Как только посветлело, мы оседлали лошадей и поехали, поедая завтрак на ходу. Красная луна закатилась, ее место заняли золотая на юге и синяя на западе.
– Хорошо для навигации, – мрачно заметил Тнота, сверяясь с астролябией.
Он заглянул в истрепанный блокнот, полный стрелок и диаграмм, без единого слова. Тноте он достался по наследству от навигатора, двадцать лет бродившего по пескам Морока. С утра Тнота был не в духе.
– Чего держишься за кинжал? – осведомился я.
– Ничего особенного. Может, Морок меня пробирает больше обычного, – раздумчиво ответил он. – Рихальт, мы стареем. Прямо кости ноют.
– Да брось мутить, – посоветовал я. – Стареем, мать его за ногу. Мне едва за сорок.
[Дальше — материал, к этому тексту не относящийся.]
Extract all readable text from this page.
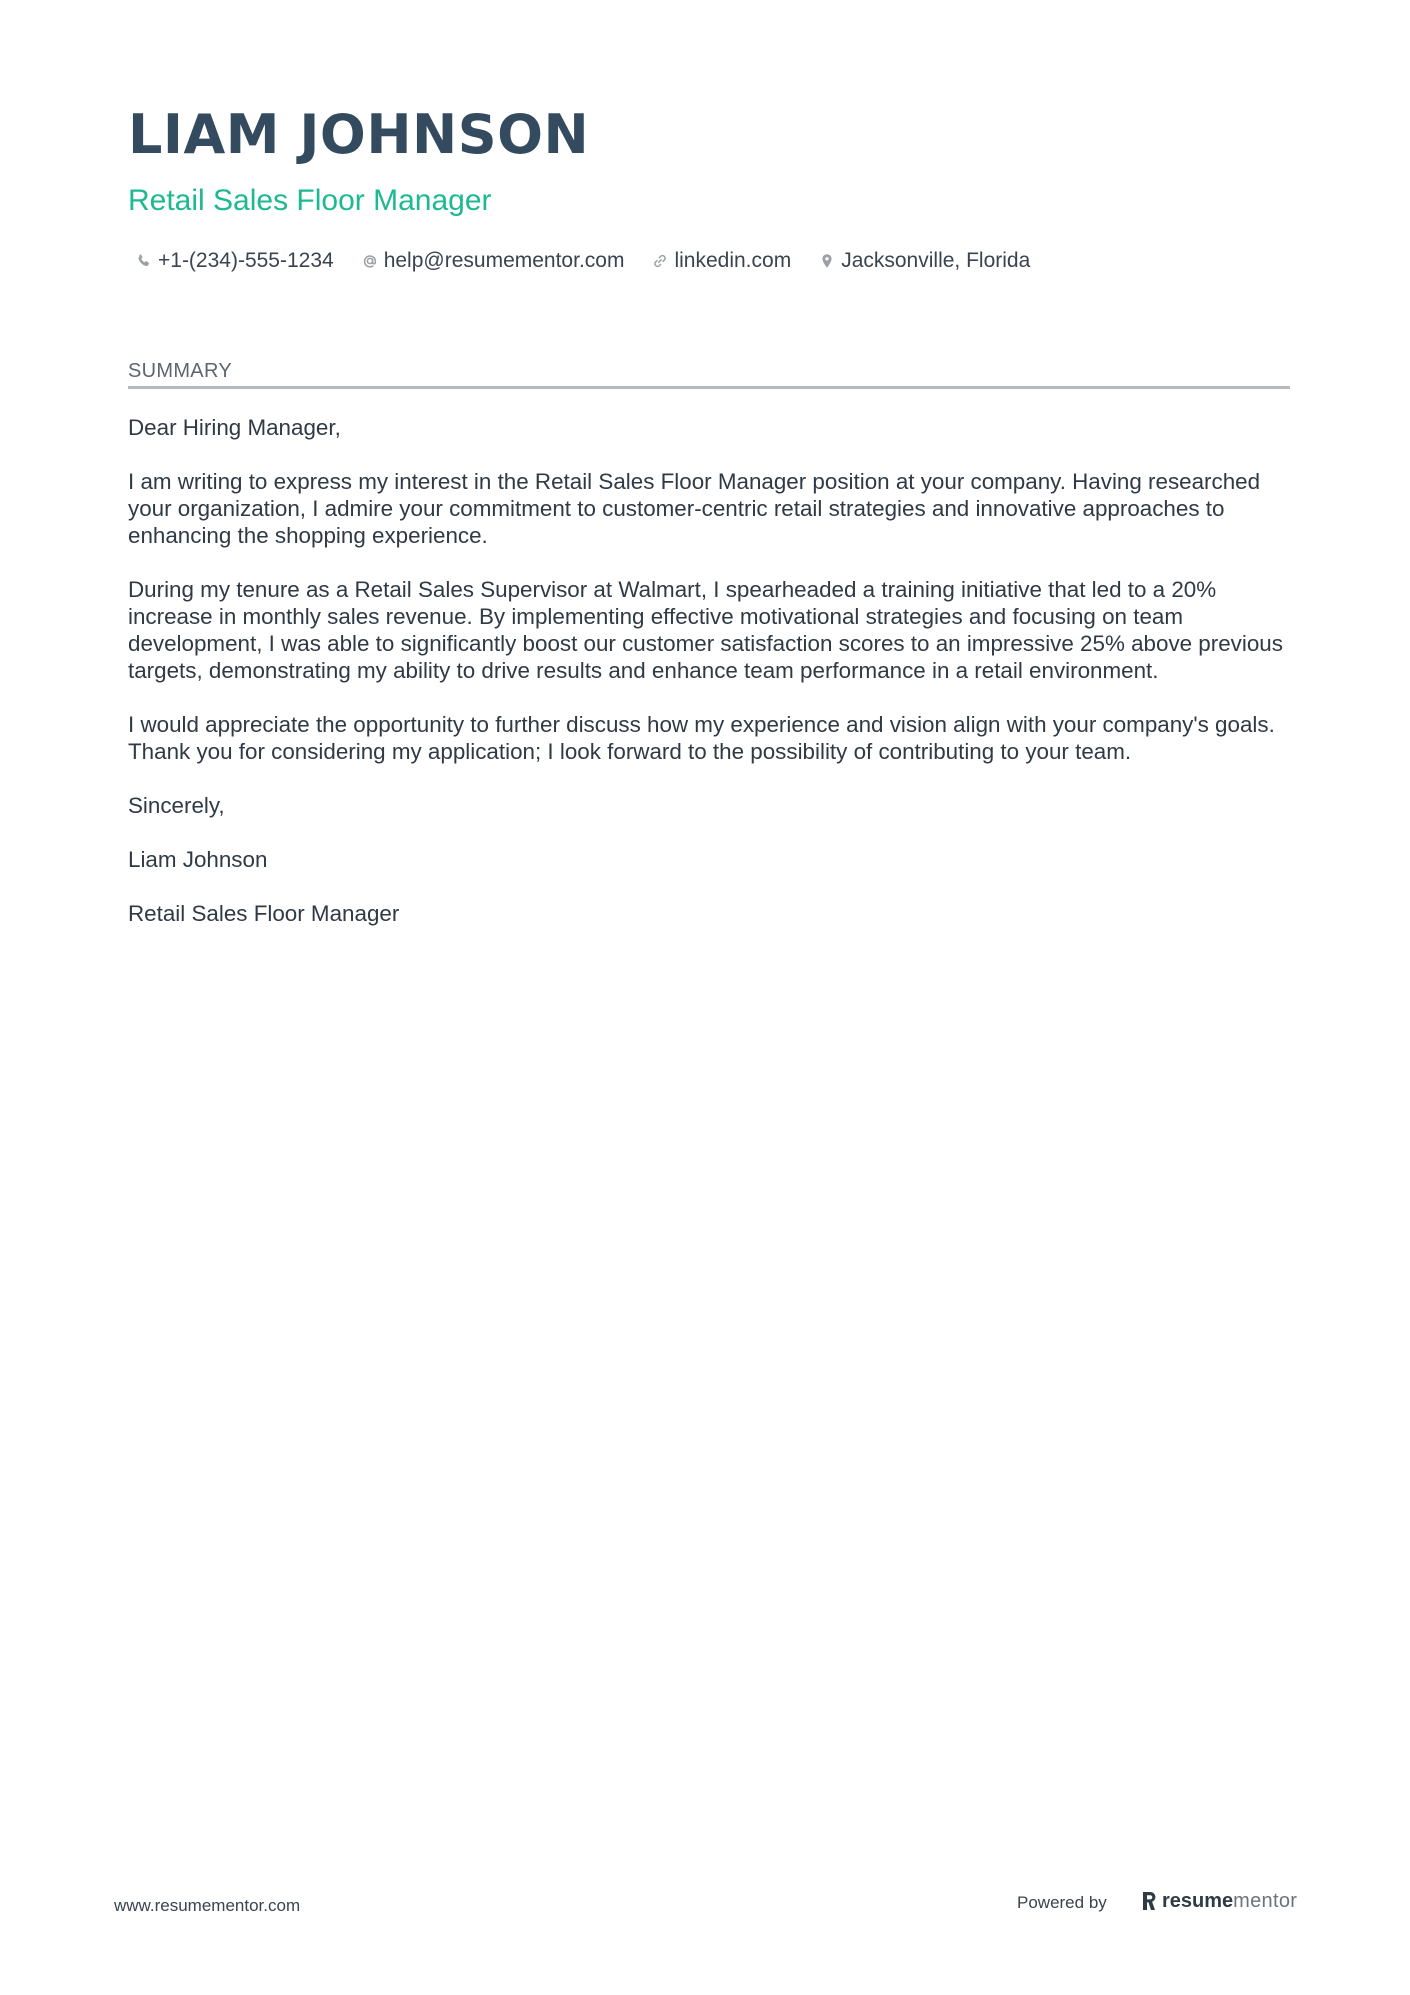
LIAM JOHNSON
Retail Sales Floor Manager
+1-(234)-555-1234 help@resumementor.com linkedin.com Jacksonville, Florida
SUMMARY

Dear Hiring Manager,

I am writing to express my interest in the Retail Sales Floor Manager position at your company. Having researched your organization, I admire your commitment to customer-centric retail strategies and innovative approaches to enhancing the shopping experience.

During my tenure as a Retail Sales Supervisor at Walmart, I spearheaded a training initiative that led to a 20% increase in monthly sales revenue. By implementing effective motivational strategies and focusing on team development, I was able to significantly boost our customer satisfaction scores to an impressive 25% above previous targets, demonstrating my ability to drive results and enhance team performance in a retail environment.

I would appreciate the opportunity to further discuss how my experience and vision align with your company's goals. Thank you for considering my application; I look forward to the possibility of contributing to your team.

Sincerely,

Liam Johnson

Retail Sales Floor Manager

www.resumementor.com	Powered by	resume mentor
– Ну, мне тоже столько и еще полдесятка сверху. Когда ты еще видел человека в моих годах на такой работе? Всего один день в седле – и моя спина кричит караул. Вся, от плеч до чертовой задницы.
– Если учесть, сколько работает твоя чертова задница, то она должна быть жестче седла.
– Точно подмечено, – согласилась Ненн.
– Да чтоб вам обоим прыщ на хер, – пожелал Тнота и пожал плечами. – Ко мне пришел парнишка из Пайра, один из этих, янтарнокожих, с большими газельими глазами. Я толком и не знал, чего ему хочется, так что просто захотел попробовать то и се. Я его обратил в свою веру. Если бы мы не таскались тут, я бы его сейчас объезжал, словно дикого пони. Запрыгнул бы и крепко держался.
– Обратил в свою веру, – повторил я и мимо воли улыбнулся. – В церковь истинной развратной чешежопицы.
– Капитан, это единственная гребаная церковь, которая мне известна, – ухмыльнувшись, поддакнул Тнота и, поглядев на Ненн, добавил: – Попробуй когда-нибудь, не пожалеешь. Я слыхал, у тебя там где-то здоровенный хер.
– Если б он и был, я б его совала в места получше, чем твоя вонючая задница, – угрюмо огрызнулась Ненн.
Тнота, видя, что шутка не пошла, не стал развивать тему.
Как и ожидалось, вскоре мы подъехали к местному лугу. Трава Морока прозрачная, из чего-то вроде стекла. Когда идешь сквозь нее, она звенит. Звук разносится на мили, хотя в Мороке почти не бывает ветра. Трава растет по колено, кажется гладкой, но, когда идешь сквозь нее, она ломается, а обломанные листья острее бритвы. Человек не замечает порезов, пока не ощутит льющуюся по ногам кровь. Я хорошо помнил проход через траву. Потому мы объехали ее за несколько миль.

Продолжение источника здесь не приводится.